Предыдущий раздел | Содержание | Следующий раздел

14. Психосоциальные факторы

Научный поиск последних 50 лет убедительно показал, что некоторые психосоциальные факторы являются независимыми ФР развития ССЗ, неблагоприятных исходов и смерти от ССЗ [192].

К числу таких факторов относятся:

  • стресс острый и хронический (на работе и в семейной жизни),
  • низкая социальная поддержка (социальная изоляция),
  • низкий социально-экономический статус,
  • негативные эмоциональные состояния, в том числе тревожные и депрессивные.

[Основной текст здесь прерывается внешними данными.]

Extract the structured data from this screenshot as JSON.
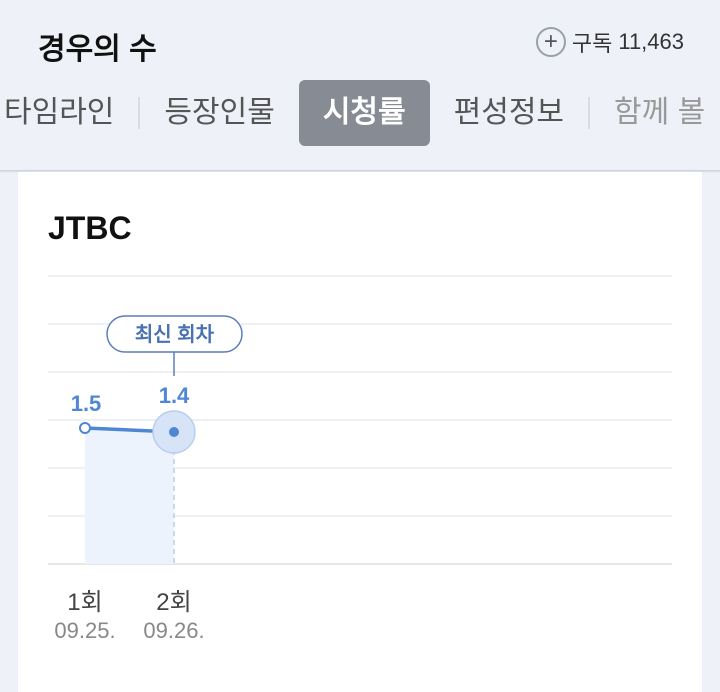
{
  "header": {
    "title": "경우의 수",
    "subscribe_label": "구독",
    "subscriber_count": "11,463",
    "subscribe_icon": "plus-circle-icon"
  },
  "tabs": [
    {
      "label": "타임라인"
    },
    {
      "label": "등장인물"
    },
    {
      "label": "시청률",
      "active": true
    },
    {
      "label": "편성정보"
    },
    {
      "label": "함께 볼"
    }
  ],
  "card": {
    "station": "JTBC",
    "latest_badge": "최신 회차"
  },
  "colors": {
    "accent": "#4f86d6",
    "active_tab": "#878b93",
    "background": "#eef2f8"
  },
  "chart_data": {
    "type": "line",
    "categories": [
      "1회",
      "2회"
    ],
    "dates": [
      "09.25.",
      "09.26."
    ],
    "values": [
      1.5,
      1.4
    ],
    "value_labels": [
      "1.5",
      "1.4"
    ],
    "grid": true,
    "annotation": "최신 회차"
  }
}
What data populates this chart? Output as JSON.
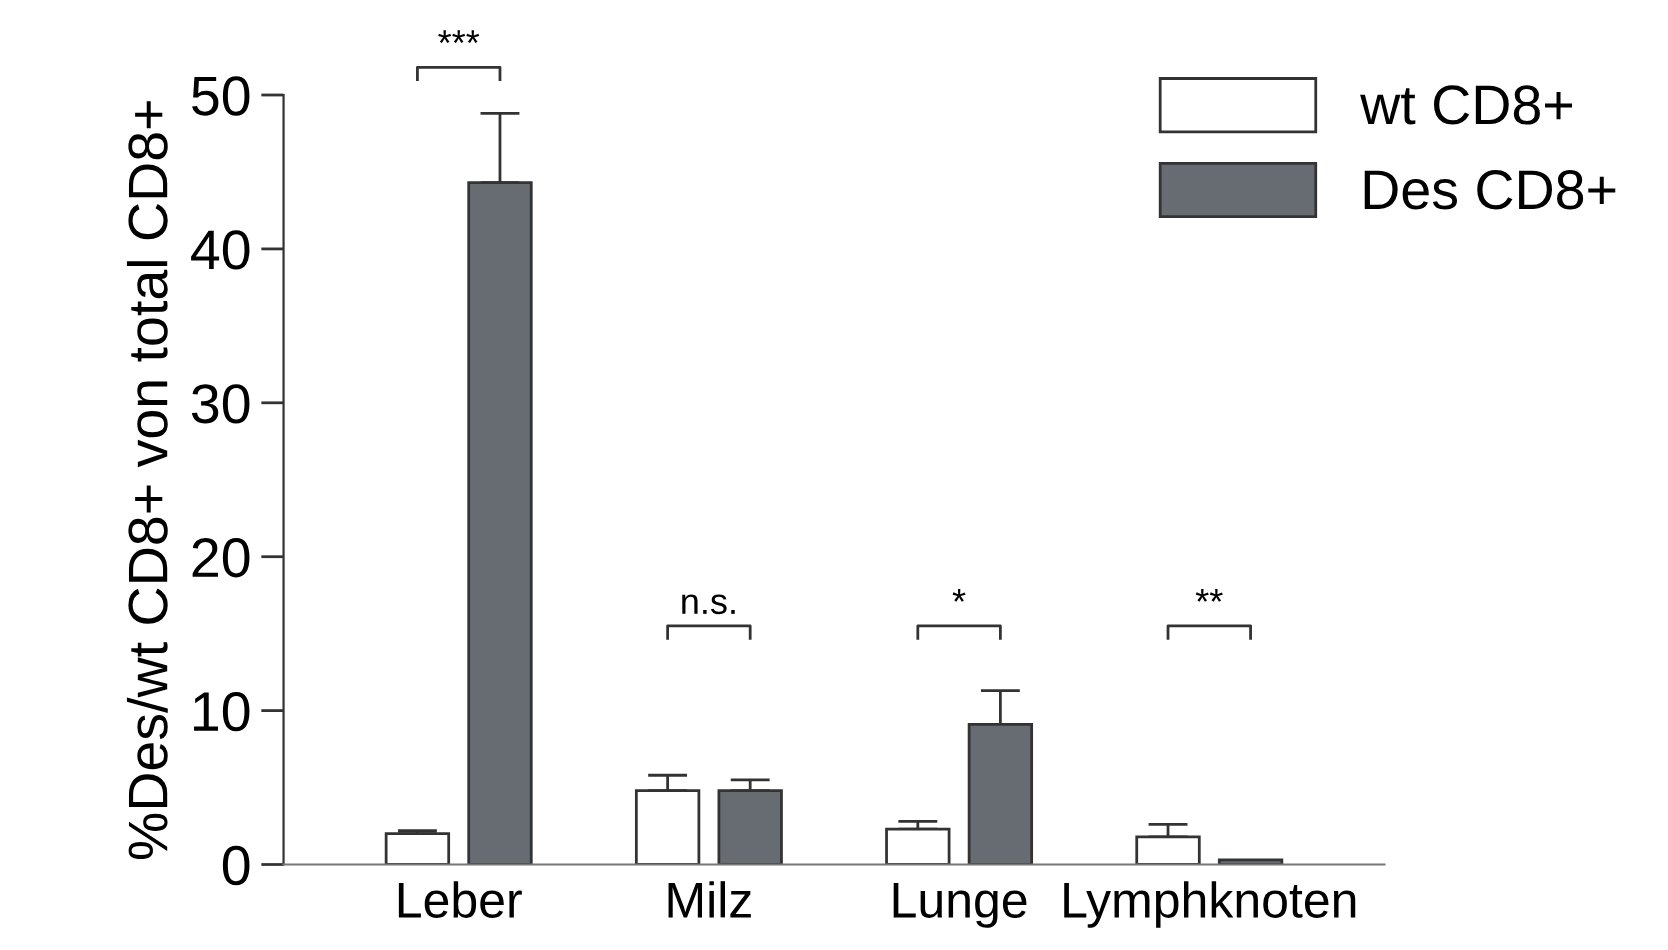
{
  "chart_data": {
    "type": "bar",
    "ylabel": "%Des/wt CD8+ von total CD8+",
    "categories": [
      "Leber",
      "Milz",
      "Lunge",
      "Lymphknoten"
    ],
    "series": [
      {
        "name": "wt CD8+",
        "color": "#ffffff",
        "values": [
          2.0,
          4.8,
          2.3,
          1.8
        ],
        "errors": [
          [
            2.0,
            2.2
          ],
          [
            4.8,
            5.8
          ],
          [
            2.3,
            2.8
          ],
          [
            1.8,
            2.6
          ]
        ]
      },
      {
        "name": "Des CD8+",
        "color": "#666c72",
        "values": [
          44.3,
          4.8,
          9.1,
          0.3
        ],
        "errors": [
          [
            44.3,
            48.8
          ],
          [
            4.8,
            5.5
          ],
          [
            9.1,
            11.3
          ],
          null
        ]
      }
    ],
    "ylim": [
      0,
      50
    ],
    "yticks": [
      0,
      10,
      20,
      30,
      40,
      50
    ],
    "grid": false,
    "legend": "top right",
    "annotations": [
      "***",
      "n.s.",
      "*",
      "**"
    ]
  }
}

Перечисленные психосоциальные факторы, в числе 9 других ФР, определяют заболеваемость ИМ по данным крупнейшего международного исследования последних лет INTERHEART, проведенного в 52 странах мира с участием более 29 000 пациентов [10]. Психосоциальные факторы в значительной мере отягощают клиническое течение ССЗ, существенно снижают приверженность больных к лечению и выполнению немедикаментозных рекомендаций по коррекции ОЖ, ухудшают качество жизни больных, увеличивают риск инвалидизации и расходы системы здравоохранения.

Следует отметить, что психосоциальные факторы тесно ассоциированы друг с другом. Так, у лиц с низким социально-экономическим статусом чаще отмечаются стрессы различной силы, которые потенцируют низкая социальная поддержка и негативные эмоциональные состояния.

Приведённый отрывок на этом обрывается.